How has the experience with the musical theatre version of Tommy affected you?
Every manifestation of Tommy has had its price for me. Happily it has usually been lucrative as well. The music theatre version came late for me - I had tried to mount it in London in the late 1970s but it had clunked. There was always interest to try it again from New York, but I resisted. One day in 1991 I fell off a push bike, broke my wrist so badly that I was told I would never play guitar again, and possibly never be able even to hold a pencil. While I was still in plaster the offer to develop the Broadway production came in. I jumped at it, but said I would stay out of it, but was drawn in by my creative relationship with the director, Des McAnuff.
It was the most exciting and invigorating time of my life. The Who had been inoperative (at my behest) since 1982, and I got a taste of fame and glory again. I'm afraid it went to my head for a while.
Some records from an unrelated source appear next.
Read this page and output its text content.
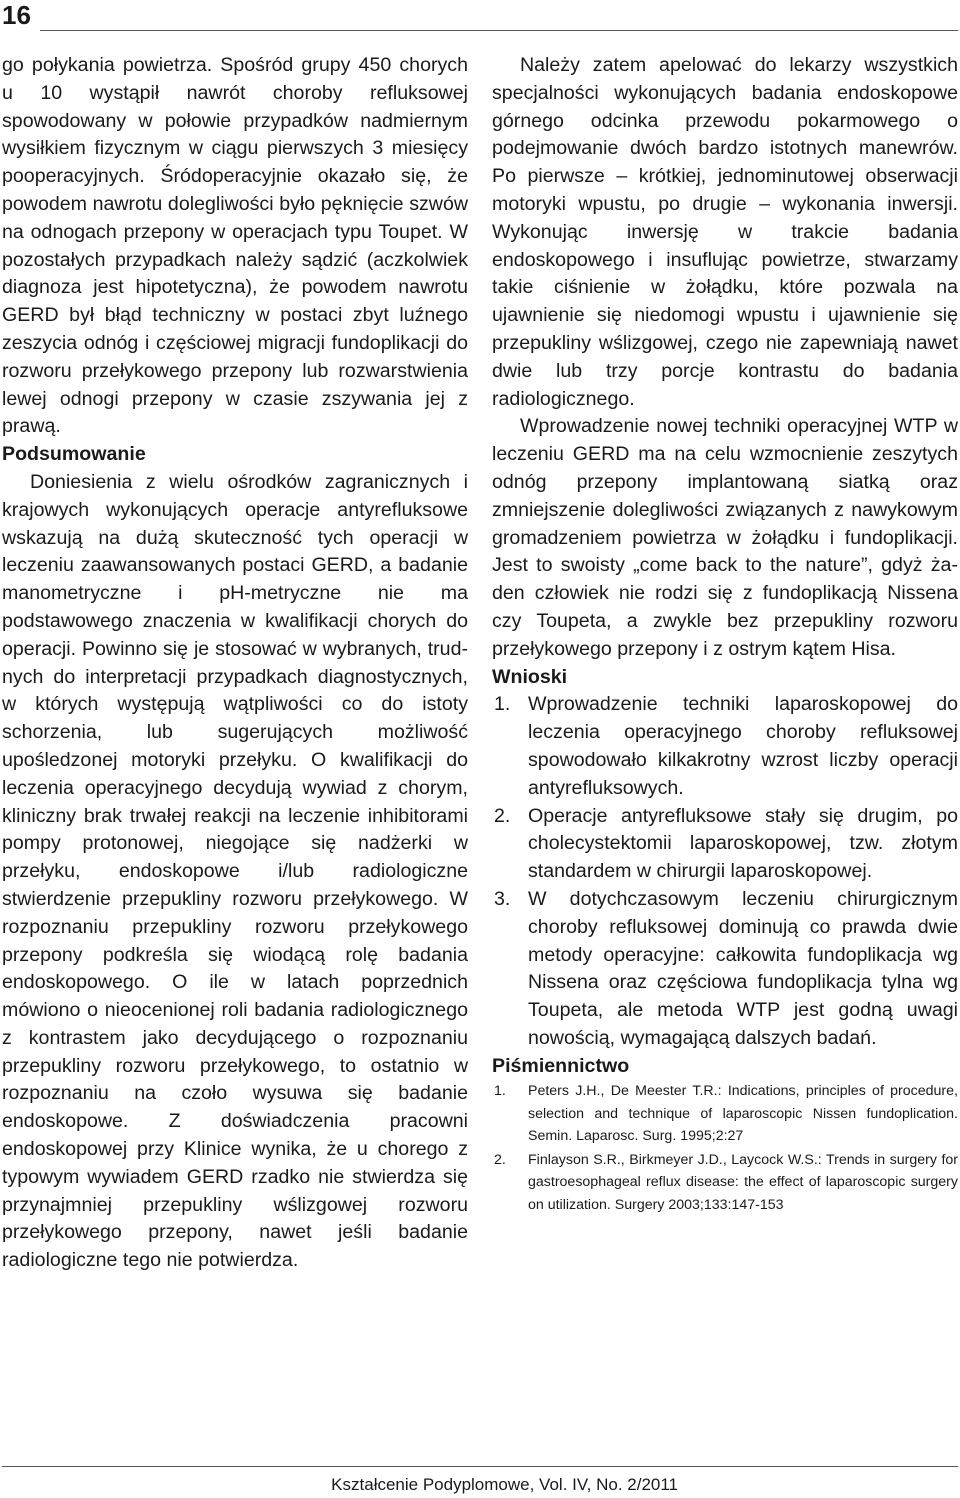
16

go połykania powietrza. Spośród grupy 450 chorych u 10 wystąpił nawrót choroby refluksowej spowodowany w połowie przypadków nadmiernym wysiłkiem fizycznym w ciągu pierwszych 3 miesięcy pooperacyjnych. Śródoperacyjnie okazało się, że powodem nawrotu dolegliwości było pęknięcie szwów na odnogach przepony w operacjach typu Toupet. W pozostałych przypadkach należy sądzić (aczkolwiek diagnoza jest hipotetyczna), że powodem nawrotu GERD był błąd techniczny w postaci zbyt luźnego zeszycia odnóg i częściowej migracji fundoplikacji do rozworu przełykowego przepony lub rozwarstwienia lewej odnogi przepony w czasie zszywania jej z prawą.

Podsumowanie

Doniesienia z wielu ośrodków zagranicznych i krajowych wykonujących operacje antyrefluksowe wskazują na dużą skuteczność tych operacji w leczeniu zaawansowanych postaci GERD, a badanie manometryczne i pH-metryczne nie ma podstawowego znaczenia w kwalifikacji chorych do operacji. Powinno się je stosować w wybranych, trudnych do interpretacji przypadkach diagnostycznych, w których występują wątpliwości co do istoty schorzenia, lub sugerujących możliwość upośledzonej motoryki przełyku. O kwalifikacji do leczenia operacyjnego decydują wywiad z chorym, kliniczny brak trwałej reakcji na leczenie inhibitorami pompy protonowej, niegojące się nadżerki w przełyku, endoskopowe i/lub radiologiczne stwierdzenie przepukliny rozworu przełykowego. W rozpoznaniu przepukliny rozworu przełykowego przepony podkreśla się wiodącą rolę badania endoskopowego. O ile w latach poprzednich mówiono o nieocenionej roli badania radiologicznego z kontrastem jako decydującego o rozpoznaniu przepukliny rozworu przełykowego, to ostatnio w rozpoznaniu na czoło wysuwa się badanie endoskopowe. Z doświadczenia pracowni endoskopowej przy Klinice wynika, że u chorego z typowym wywiadem GERD rzadko nie stwierdza się przynajmniej przepukliny wślizgowej rozworu przełykowego przepony, nawet jeśli badanie radiologiczne tego nie potwierdza.

Należy zatem apelować do lekarzy wszystkich specjalności wykonujących badania endoskopowe górnego odcinka przewodu pokarmowego o podejmowanie dwóch bardzo istotnych manewrów. Po pierwsze – krótkiej, jednominutowej obserwacji motoryki wpustu, po drugie – wykonania inwersji. Wykonując inwersję w trakcie badania endoskopowego i insuflując powietrze, stwarzamy takie ciśnienie w żołądku, które pozwala na ujawnienie się niedomogi wpustu i ujawnienie się przepukliny wślizgowej, czego nie zapewniają nawet dwie lub trzy porcje kontrastu do badania radiologicznego.

Wprowadzenie nowej techniki operacyjnej WTP w leczeniu GERD ma na celu wzmocnienie zeszytych odnóg przepony implantowaną siatką oraz zmniejszenie dolegliwości związanych z nawykowym gromadzeniem powietrza w żołądku i fundoplikacji. Jest to swoisty „come back to the nature”, gdyż żaden człowiek nie rodzi się z fundoplikacją Nissena czy Toupeta, a zwykle bez przepukliny rozworu przełykowego przepony i z ostrym kątem Hisa.

Wnioski

1. Wprowadzenie techniki laparoskopowej do leczenia operacyjnego choroby refluksowej spowodowało kilkakrotny wzrost liczby operacji antyrefluksowych.
2. Operacje antyrefluksowe stały się drugim, po cholecystektomii laparoskopowej, tzw. złotym standardem w chirurgii laparoskopowej.
3. W dotychczasowym leczeniu chirurgicznym choroby refluksowej dominują co prawda dwie metody operacyjne: całkowita fundoplikacja wg Nissena oraz częściowa fundoplikacja tylna wg Toupeta, ale metoda WTP jest godną uwagi nowością, wymagającą dalszych badań.

Piśmiennictwo

1. Peters J.H., De Meester T.R.: Indications, principles of procedure, selection and technique of laparoscopic Nissen fundoplication. Semin. Laparosc. Surg. 1995;2:27
2. Finlayson S.R., Birkmeyer J.D., Laycock W.S.: Trends in surgery for gastroesophageal reflux disease: the effect of laparoscopic surgery on utilization. Surgery 2003;133:147-153
Kształcenie Podyplomowe, Vol. IV, No. 2/2011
I quickly recovered when overwork led to me starting to drink again (after an 11-year break), but my marriage did not survive for very long after that.
In 1993 when Tommy went to Broadway I also staged Psychoderelict, my own solo musical, and later that year Iron Man at the Young Vic. So it was year of intense and varied music theatre experience. At the end of it I promised myself I would never take a careless dig at Andrew Lloyd Webber or Richard Stilgoe again. The creative work behind a musical is almost beyond imagination in scale - and the problem is that unlike normal theatre, the story changes as the music is played, with each singer, with each phase of performance. As the composer and/or lyricist you have to be on your toes until the day the show closes.
Have you ever been to see a rock musical based on a back-catalogue?
I live inside one. Musicals based on back-catalogues are becoming a saturated market. How can rock musicals avoid being watered-down exercises in asset-stripping?
Do you visit the theatre much as a punter? What plays have impressed you profoundly?
I don't go as often as I would if I lived in the West End, so I tend to do more theatre when I'm in New York, staying at a hotel right in the thick of the scene. It's great to walk to and from hotel, theatre and the restaurants involved in a night out.
I have been most profoundly affected in recent years by Arcadia and An Inspector Calls. In both cases the non-dialogue devices used at the end of the play - in Arcadia the return to the waltz, and in An Inspector Calls the collapse of the Victorian house - fold both plays entirely back into themselves in a manner that is almost musical. Certainly the device seemed familiar to me: the way that when you reprise a song at the end of a show it has new power, and brings everything that has gone before to life in a new way.
Musicals? My favourite of all time is Into the Woods. My favourite opera is Billy Budd. The last time I saw that (at Covent Garden) I realised I had stolen the entire setting of Billy Budd for my last scene in Quadrophenia, the young boy on a rock, alone, fearing death in the grey rain.